In 1845, McNeill was appointed chairman of the Board of Supervision, entrusted with the working of the new Poor Law (Scotland) Act 1845, a post he occupied for thirty-three years. During the Highland Potato Famine — nearly as disastrous as the Irish Potato Famine — he conducted a special inquiry into the condition of the western Scottish Highlands and Western Isles, during which he personally inspected twenty-seven of the most distressed parishes. At the outbreak the Crimean War in 1854, McNeill published revised editions in French and English of his pamphlet "Progress and Present Position of Russia in the East", with supplementary chapters dealing with the progress of events since 1836, and insisting on the importance to Britain and to Christendom of the autonomy of Turkey and Persia. At the beginning of 1855, when the Crimean disasters had roused public indignation, McNeill and Colonel Alexander Tulloch, an officer of great administrative experience at the War Office, were sent to the Crimea with instructions to report on the whole arrangements and management of the commissariat and the method of keeping accounts, and to the causes of the delays in unloading and distributing clothing and other stores sent to Balaklava. The commissioners started at once for the seat of war. They took no shorthand writer with them, as the remuneration sanctioned by the Treasury was insufficient to secure a qualified person. The McNeill–Tulloch inquiry was the most effective of the various inquisitions into the Crimean débâcle. It sharply criticised Lord Raglan's personal staff in the Crimea and Commissary-General Filder, and it led to many recriminations as officers sought to clear their names when the report was published in 1856. A board of general officers was convened to clear the army, but despite its protestations, the McNeill–Tulloch report led to professional reform of the commissariat by the Royal Warrant of October 1858. Very unusually, the Commons, irritated by executive obfuscation, passed a resolution in 1857 calling for special honours and McNeill soon became a Privy Councillor and Tulloch was appointed a KCB. The University of Oxford made McNeill a Doctor of Civil Law and the University of Edinburgh chose him as chairman of its amalgamated societies; his inaugural address on competitive examinations was published in 1861.

McNeill married, first, in 1814, Innes, fourth daughter of George Robinson of Clermiston, Midlothian — she died in 1816; second, in 1823, Eliza, third daughter of John Wilson — she died in 1868; third, in 1871, Lady Emma Augusta Campbell, daughter of John Campbell, 7th Duke of Argyll — she survived him.
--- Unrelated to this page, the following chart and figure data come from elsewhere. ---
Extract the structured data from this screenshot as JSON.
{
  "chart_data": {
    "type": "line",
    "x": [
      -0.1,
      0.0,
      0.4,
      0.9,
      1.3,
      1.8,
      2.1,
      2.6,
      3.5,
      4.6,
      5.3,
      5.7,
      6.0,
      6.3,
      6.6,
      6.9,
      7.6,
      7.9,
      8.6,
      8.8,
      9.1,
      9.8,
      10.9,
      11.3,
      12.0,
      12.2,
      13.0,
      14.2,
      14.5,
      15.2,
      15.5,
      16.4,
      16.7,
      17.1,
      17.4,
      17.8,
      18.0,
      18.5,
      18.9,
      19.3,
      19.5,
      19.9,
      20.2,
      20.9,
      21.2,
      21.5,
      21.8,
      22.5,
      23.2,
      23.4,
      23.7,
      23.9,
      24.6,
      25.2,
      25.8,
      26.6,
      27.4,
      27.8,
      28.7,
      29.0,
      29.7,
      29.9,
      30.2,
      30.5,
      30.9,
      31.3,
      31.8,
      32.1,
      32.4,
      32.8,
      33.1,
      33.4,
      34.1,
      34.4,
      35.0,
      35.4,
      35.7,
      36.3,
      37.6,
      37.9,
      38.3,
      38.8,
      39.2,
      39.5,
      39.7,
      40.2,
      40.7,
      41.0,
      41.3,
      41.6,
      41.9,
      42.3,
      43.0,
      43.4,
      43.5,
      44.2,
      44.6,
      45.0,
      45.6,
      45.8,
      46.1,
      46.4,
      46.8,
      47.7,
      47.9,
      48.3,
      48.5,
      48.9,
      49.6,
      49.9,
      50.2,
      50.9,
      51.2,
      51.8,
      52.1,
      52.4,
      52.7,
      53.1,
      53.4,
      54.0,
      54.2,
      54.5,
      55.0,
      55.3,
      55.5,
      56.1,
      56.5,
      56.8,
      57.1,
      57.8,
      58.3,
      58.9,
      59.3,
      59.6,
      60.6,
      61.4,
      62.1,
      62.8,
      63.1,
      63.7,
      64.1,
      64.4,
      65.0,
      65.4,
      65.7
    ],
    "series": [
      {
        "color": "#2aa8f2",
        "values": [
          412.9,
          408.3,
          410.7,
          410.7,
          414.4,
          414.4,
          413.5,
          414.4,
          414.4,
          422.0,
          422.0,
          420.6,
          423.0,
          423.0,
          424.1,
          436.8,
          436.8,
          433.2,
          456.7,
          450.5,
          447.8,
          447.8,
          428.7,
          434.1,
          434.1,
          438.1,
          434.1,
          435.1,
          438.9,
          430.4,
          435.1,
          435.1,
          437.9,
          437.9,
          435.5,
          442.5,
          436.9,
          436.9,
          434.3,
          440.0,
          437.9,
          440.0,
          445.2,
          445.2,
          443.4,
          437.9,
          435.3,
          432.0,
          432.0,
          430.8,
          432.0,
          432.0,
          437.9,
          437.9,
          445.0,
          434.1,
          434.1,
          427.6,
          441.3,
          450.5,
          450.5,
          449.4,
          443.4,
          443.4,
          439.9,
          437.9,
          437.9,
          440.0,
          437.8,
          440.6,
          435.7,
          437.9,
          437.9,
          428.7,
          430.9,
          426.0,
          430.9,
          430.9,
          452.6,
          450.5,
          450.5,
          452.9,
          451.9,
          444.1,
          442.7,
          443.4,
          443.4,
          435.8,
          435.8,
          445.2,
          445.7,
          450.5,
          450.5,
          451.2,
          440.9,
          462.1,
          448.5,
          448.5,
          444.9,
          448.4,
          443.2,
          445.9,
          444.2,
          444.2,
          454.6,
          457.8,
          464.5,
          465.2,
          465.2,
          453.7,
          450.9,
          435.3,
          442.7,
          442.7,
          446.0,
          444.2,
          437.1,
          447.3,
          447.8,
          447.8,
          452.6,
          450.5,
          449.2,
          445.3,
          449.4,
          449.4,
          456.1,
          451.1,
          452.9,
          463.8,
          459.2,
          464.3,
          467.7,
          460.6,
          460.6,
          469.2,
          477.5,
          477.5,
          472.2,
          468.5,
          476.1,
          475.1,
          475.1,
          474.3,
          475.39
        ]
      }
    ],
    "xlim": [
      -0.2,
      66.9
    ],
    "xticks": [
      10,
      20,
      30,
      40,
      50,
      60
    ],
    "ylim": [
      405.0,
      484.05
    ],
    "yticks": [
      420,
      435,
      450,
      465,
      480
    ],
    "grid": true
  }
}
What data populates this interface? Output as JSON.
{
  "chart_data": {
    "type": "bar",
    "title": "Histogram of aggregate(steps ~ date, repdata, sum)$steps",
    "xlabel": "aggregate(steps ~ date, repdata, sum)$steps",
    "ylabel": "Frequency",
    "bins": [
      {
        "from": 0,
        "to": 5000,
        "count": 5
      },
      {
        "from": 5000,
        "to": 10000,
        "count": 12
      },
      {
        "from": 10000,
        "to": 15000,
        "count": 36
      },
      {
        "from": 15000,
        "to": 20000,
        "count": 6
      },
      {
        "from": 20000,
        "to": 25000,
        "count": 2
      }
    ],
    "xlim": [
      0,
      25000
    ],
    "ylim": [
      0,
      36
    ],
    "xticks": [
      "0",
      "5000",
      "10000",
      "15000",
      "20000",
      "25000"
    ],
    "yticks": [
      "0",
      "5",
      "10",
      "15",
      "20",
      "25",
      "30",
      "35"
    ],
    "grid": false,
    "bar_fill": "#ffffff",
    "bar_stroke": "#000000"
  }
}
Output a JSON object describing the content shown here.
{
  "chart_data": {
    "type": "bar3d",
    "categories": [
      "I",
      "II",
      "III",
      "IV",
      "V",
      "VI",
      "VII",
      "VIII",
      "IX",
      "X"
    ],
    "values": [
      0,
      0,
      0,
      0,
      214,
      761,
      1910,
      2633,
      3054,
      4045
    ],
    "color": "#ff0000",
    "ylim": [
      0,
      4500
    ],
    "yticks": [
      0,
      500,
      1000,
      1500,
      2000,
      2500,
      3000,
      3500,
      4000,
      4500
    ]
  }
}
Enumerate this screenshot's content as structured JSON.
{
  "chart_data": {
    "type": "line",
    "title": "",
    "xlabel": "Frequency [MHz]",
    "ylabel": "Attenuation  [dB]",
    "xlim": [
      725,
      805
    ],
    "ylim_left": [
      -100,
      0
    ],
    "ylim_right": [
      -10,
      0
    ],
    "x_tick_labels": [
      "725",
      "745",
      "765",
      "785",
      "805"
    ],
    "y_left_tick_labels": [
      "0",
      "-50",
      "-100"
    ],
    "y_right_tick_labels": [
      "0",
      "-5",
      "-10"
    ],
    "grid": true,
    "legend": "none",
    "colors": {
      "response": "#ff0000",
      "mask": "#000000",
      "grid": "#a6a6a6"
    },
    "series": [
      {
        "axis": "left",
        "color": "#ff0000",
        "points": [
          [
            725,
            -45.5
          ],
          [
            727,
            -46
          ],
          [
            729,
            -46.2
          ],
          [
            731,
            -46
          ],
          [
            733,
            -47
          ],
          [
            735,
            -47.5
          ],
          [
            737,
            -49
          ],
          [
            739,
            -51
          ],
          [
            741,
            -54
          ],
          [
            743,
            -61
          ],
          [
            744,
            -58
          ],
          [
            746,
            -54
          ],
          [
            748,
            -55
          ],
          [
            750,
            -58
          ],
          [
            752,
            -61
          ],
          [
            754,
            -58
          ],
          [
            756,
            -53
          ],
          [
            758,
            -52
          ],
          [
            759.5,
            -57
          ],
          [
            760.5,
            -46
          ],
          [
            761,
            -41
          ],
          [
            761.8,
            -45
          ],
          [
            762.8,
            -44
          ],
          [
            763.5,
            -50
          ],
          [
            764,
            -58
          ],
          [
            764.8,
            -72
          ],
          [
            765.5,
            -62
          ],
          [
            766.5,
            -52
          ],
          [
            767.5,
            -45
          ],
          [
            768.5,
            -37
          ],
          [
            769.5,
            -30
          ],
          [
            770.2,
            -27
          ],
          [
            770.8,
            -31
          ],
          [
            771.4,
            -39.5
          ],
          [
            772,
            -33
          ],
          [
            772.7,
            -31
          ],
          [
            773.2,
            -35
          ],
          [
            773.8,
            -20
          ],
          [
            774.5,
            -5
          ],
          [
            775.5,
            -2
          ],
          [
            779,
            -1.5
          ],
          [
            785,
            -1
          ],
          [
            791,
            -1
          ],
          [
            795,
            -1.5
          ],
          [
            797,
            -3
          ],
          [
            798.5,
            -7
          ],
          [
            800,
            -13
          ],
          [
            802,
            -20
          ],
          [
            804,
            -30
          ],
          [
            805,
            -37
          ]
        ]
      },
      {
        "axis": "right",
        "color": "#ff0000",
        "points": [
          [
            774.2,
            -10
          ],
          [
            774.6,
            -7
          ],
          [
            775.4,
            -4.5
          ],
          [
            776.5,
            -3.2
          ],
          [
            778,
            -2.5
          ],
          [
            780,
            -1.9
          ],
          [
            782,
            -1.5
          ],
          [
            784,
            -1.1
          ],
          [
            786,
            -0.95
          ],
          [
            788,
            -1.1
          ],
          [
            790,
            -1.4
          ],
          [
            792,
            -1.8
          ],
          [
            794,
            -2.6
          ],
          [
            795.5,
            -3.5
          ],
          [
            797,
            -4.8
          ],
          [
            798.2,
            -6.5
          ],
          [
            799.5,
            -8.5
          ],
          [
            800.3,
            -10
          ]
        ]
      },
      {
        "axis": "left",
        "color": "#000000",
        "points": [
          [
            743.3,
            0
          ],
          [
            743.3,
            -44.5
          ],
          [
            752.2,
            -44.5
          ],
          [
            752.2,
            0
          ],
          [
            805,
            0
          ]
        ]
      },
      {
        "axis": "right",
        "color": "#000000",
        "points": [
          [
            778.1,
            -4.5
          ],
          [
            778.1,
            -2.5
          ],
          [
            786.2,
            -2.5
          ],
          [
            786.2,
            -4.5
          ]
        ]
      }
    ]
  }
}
He had children, though it is unclear how many and with which wife. He retired as chairman of the Board of Supervision in 1868. He was a fellow of the Royal Society of Edinburgh and an active (founder) member of the Royal Asiatic Society for over sixty years. Despite some recognition, neither his diplomatic nor his military work quite fitted his abilities and he found himself always in an awkward, adversarial relationship to the English establishment. He died at Cannes on 17 May 1883.